What is Footprinting?
Footprinting is basically the first step where hacker gathers as much information as possible to find ways to intrude into a target system or at least decide what type of attacks will be more suitable for the target.
Footprinting is a part of the reconnaissance process which is used for gathering possible information about a target computer system or network. Footprinting could be both passive and active. Reviewing a company’s website is an example of passive footprinting, whereas attempting to gain access to sensitive information through social engineering is an example of active information gathering.
What is Fingerprinting?
Fingerprinting, in ethical hacking, refers to any method that is used to determine the operating system that is being run on the target computer. Fingerprinting, much like Footprinting is both active and passive
Active Fingerprinting
Active fingerprinting is accomplished by sending specially crafted packets to a target machine and then noting down its response and analyzing the gathered information to determine the target OS. In the following section, we have given an example to explain how you can use NMAP tool to detect the OS of a target domain.
Passive Fingerprinting
Passive fingerprinting is based on sniffer traces from the remote system.
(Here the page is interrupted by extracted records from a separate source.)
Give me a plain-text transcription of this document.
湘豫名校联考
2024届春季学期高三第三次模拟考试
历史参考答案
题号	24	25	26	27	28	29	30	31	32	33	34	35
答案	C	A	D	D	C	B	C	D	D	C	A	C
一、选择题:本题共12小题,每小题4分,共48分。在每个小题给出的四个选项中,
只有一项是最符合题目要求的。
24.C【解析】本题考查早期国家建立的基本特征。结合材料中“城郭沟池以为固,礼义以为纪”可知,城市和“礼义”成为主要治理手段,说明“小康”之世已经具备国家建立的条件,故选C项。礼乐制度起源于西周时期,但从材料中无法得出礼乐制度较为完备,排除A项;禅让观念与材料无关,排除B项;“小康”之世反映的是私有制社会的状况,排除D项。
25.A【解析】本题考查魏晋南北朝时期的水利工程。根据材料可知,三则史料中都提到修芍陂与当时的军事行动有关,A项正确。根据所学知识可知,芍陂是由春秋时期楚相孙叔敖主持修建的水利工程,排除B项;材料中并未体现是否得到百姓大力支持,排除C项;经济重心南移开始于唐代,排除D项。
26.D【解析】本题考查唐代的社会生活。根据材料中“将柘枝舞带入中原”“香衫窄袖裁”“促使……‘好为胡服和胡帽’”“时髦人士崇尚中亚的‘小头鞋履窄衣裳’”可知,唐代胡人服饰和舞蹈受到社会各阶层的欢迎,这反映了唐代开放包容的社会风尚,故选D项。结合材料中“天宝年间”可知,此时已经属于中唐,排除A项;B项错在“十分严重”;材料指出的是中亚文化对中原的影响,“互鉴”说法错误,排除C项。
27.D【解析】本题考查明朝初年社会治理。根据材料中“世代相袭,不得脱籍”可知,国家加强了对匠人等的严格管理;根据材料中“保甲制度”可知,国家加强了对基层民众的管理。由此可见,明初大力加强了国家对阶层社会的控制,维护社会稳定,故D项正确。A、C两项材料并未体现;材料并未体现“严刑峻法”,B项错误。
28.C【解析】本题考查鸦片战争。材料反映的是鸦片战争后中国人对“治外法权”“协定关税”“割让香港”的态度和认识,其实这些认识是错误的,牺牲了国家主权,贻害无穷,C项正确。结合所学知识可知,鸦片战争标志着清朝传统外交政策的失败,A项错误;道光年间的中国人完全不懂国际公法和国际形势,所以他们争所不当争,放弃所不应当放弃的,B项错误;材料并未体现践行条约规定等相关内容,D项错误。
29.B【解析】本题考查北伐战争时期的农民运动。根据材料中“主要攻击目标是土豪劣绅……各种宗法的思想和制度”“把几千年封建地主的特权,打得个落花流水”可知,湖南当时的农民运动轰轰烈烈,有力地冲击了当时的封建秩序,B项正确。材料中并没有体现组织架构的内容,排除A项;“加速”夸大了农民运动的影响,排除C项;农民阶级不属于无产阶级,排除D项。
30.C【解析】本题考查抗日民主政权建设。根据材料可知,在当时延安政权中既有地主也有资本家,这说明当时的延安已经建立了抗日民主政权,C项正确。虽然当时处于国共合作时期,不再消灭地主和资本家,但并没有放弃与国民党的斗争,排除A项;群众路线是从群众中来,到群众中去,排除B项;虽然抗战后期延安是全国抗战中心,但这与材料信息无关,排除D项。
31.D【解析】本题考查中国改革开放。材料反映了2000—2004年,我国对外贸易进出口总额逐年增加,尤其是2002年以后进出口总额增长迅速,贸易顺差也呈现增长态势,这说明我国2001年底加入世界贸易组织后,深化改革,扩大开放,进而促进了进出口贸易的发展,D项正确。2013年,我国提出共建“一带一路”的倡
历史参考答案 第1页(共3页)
Based on the sniffer traces (such as Wireshark) of the packets, you can determine the operating system of the remote host. Before attacking a system, it is required that you know what operating system is hosting a website. Once a target OS is known, then it becomes easy to determine which vulnerabilities might be present to exploit the target system. Fingerprinting is done by analyzing various factors of a packet
TTL ? What the operating system sets the Time-To-Live on the outbound packet.
Window Size ? What the operating system sets the Window Size at.
DF ? Does the operating system set the Don’t Fragment bit.
TOS ? Does the operating system set the Type of Service, and if so, at what.
By analyzing these factors of a packet, you may be able to determine the remote operating system. This method is not 100% accurate and works better for some operating systems than others.